I was hoovering the floor the other night (and ‘hoovering; I mean ‘Dyson-ing’ with our fancy new cordless, handheld Dyson.. AKA the freaking best appliance to have ever roamed our corridors) mindlessly contemplating life as it stood in that moment. You know the stuff; how so many leaves had managed to enter the premises when I’d only Dyson’d a mere 2 hours ago, how many minutes it would take my husband to walk home from the station and thus join me at the coal face of evening-time parenting, why Ollie was no longer wearing pants and where Evie had found a potato masher, when I was struck with a sudden and rather more profound thought. His pants were in between the couch cushions! KIDDING. They weren’t. I still don’t actually know where they are but I suspect they got put in the dirty clothes hamper. The sudden and rather more profound thought was this… What will my kids remember about me?
I’m sure it’s not a new thought, and I’m sure thousands upon thousands of parents have pondered it previously but it was the first time I’d actually considered myself through the eyes of my kids. How do they see me? When I ask them, in 2/4/24 years time about how I appeared to them as a mother, what would they say? How would they remember me?
As an adult, I can vividly remember certain things about my own mother. What she wore most often (three quarter length pants and a shirt in Winter, a sundress in summer). Where she could be found of an afternoon after school (in the kitchen, making her ravenous brood afternoon tea or sitting down with our neighbour having a cuppa). How she took her tea (strong, white, no sugar) What she did to de-stress (drink tea). Even how she wrote her shopping list (aisle order, broken up into shops when we were little and she shopped in individual places like the fruit market, butcher and Flemmings.. Does Flemmings even still exist?) and which chores she liked and loathed. I’m sure I’ve compiled those memories, that picture seeing those things a million times over. They made up the very minutiae of our everyday and gave structure to our existence.

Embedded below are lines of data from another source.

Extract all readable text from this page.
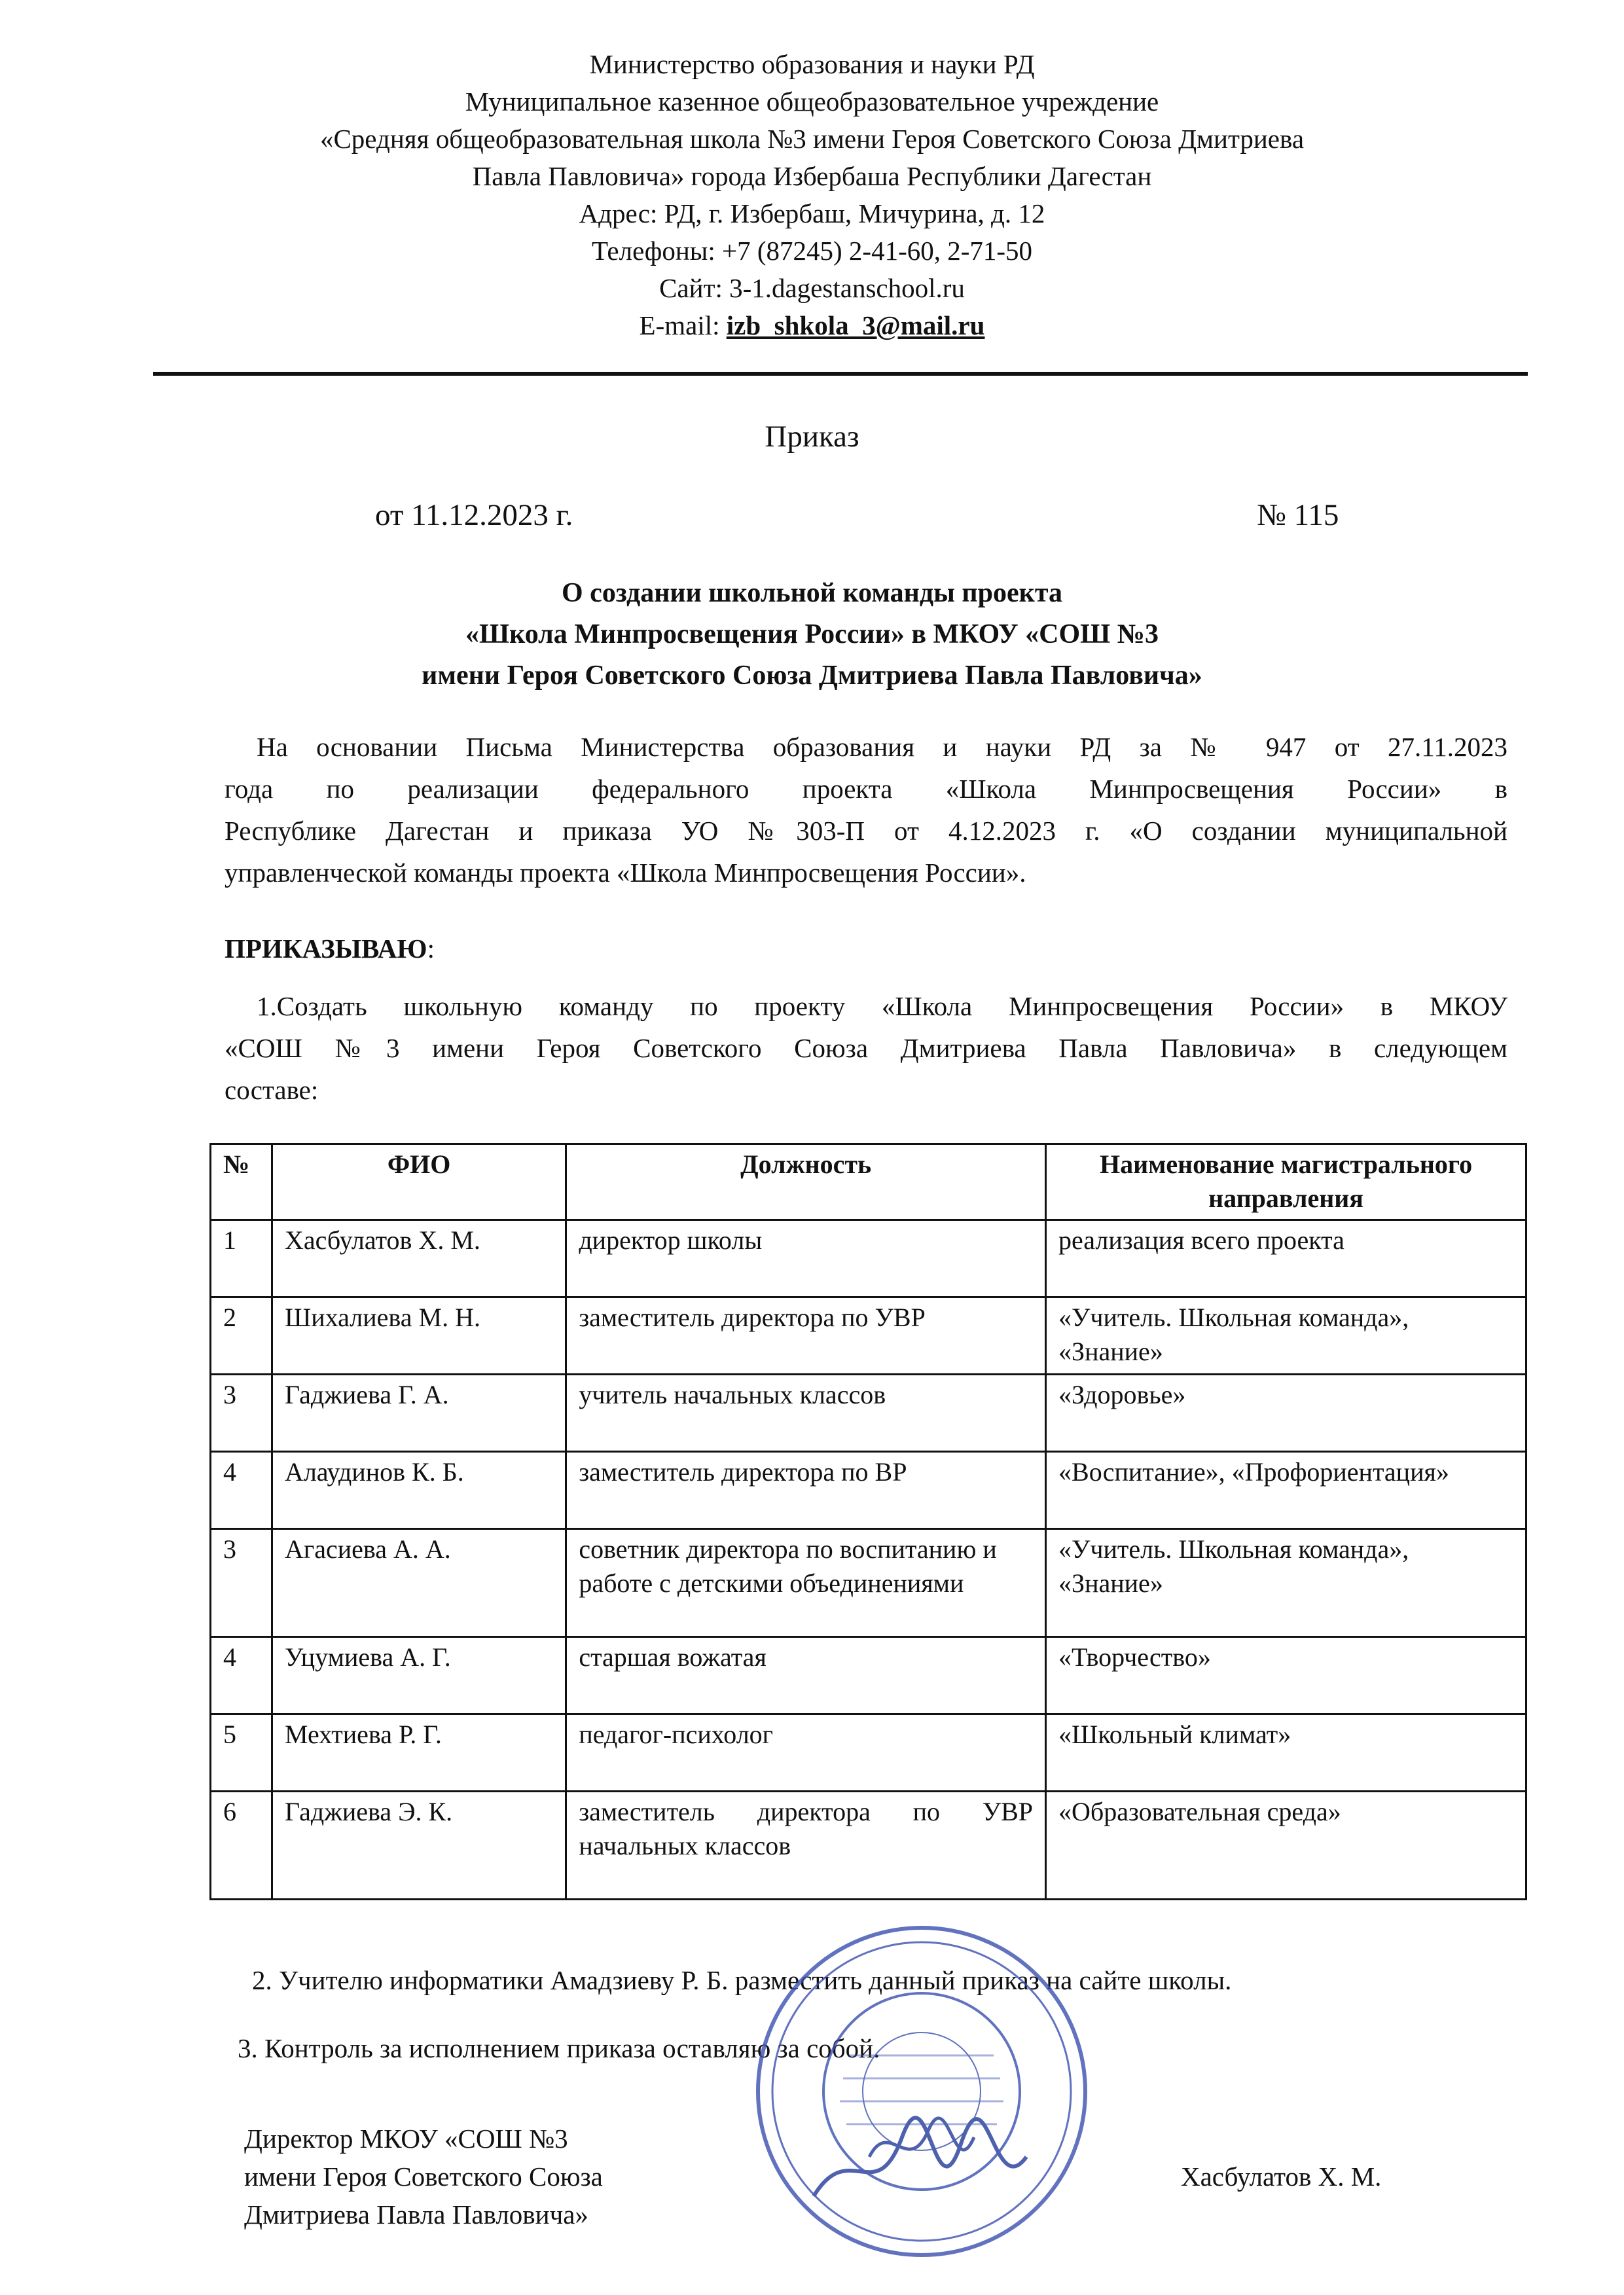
Министерство образования и науки РД
Муниципальное казенное общеобразовательное учреждение
«Средняя общеобразовательная школа №3 имени Героя Советского Союза Дмитриева
Павла Павловича» города Избербаша Республики Дагестан
Адрес: РД, г. Избербаш, Мичурина, д. 12
Телефоны: +7 (87245) 2-41-60, 2-71-50
Сайт: 3-1.dagestanschool.ru
E-mail: izb_shkola_3@mail.ru
Приказ
от 11.12.2023 г.	№ 115
О создании школьной команды проекта
«Школа Минпросвещения России» в МКОУ «СОШ №3
имени Героя Советского Союза Дмитриева Павла Павловича»
На основании Письма Министерства образования и науки РД за № 947 от 27.11.2023
года по реализации федерального проекта «Школа Минпросвещения России» в
Республике Дагестан и приказа УО №303-П от 4.12.2023 г. «О создании муниципальной
управленческой команды проекта «Школа Минпросвещения России».
ПРИКАЗЫВАЮ:
1.Создать школьную команду по проекту «Школа Минпросвещения России» в МКОУ
«СОШ №3 имени Героя Советского Союза Дмитриева Павла Павловича» в следующем
составе:
№	ФИО	Должность	Наименование магистрального направления
1	Хасбулатов Х. М.	директор школы	реализация всего проекта
2	Шихалиева М. Н.	заместитель директора по УВР	«Учитель. Школьная команда», «Знание»
3	Гаджиева Г. А.	учитель начальных классов	«Здоровье»
4	Алаудинов К. Б.	заместитель директора по ВР	«Воспитание», «Профориентация»
3	Агасиева А. А.	советник директора по воспитанию и работе с детскими объединениями	«Учитель. Школьная команда», «Знание»
4	Уцумиева А. Г.	старшая вожатая	«Творчество»
5	Мехтиева Р. Г.	педагог-психолог	«Школьный климат»
6	Гаджиева Э. К.	заместитель директора по УВР начальных классов	«Образовательная среда»
2. Учителю информатики Амадзиеву Р. Б. разместить данный приказ на сайте школы.
3. Контроль за исполнением приказа оставляю за собой.
Директор МКОУ «СОШ №3
имени Героя Советского Союза
Дмитриева Павла Павловича»
Хасбулатов Х. М.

What will my kids remember about me? Which things do I/we do over and over and over again that will stick in their minds for the months and years to come? And I don’t mean the ‘big stuff’ or the pre-planned moments or even the times when I’m consciously trying to be the worlds best mother. I wonder what they’ll remember about our everyday life together. About random Monday’s in the middle of August or stock standard Thursday’s after 5pm. There’s plenty of little things that I hope make their way into their collective consciousness.
Pondering this question has certainly given me a virtual kick up the bottom to continue to work my mama mindfulness. Of being present with my kids. I recently committed to a ‘no social media before midday’ strategy wheremy phone remains in the kitchen (and not glued to my palm) of a morning while at home, and in my nappy bag while we are out. I answer messages and phone calls (as any stay at home/work at home mother will tell you, their mobile is a freaking lifeline of connection to the outside world and actual social activities whereyou have the opportunity to converse with those slightly older than 3.5) but that’s it. It’s been really interesting to observe the difference in my kids when I’m not distracted constant scrolling. While they are still happy doing their thing, chowing down on breakfast, greeting Giggle And Hoot with the kind of enthusiasm I dream of, they seem to notice my presence a lot more and engage a hell of a lot less in activities designed to reclaim my errant attention. I now notice the little glances my way to check out what I think about a particular block tower or arrangement of trucks. Evie offers up a selection of her ‘musical instruments’ AKA noise makers for my perusal. Teensy little things that make me realise how much they value my full presence.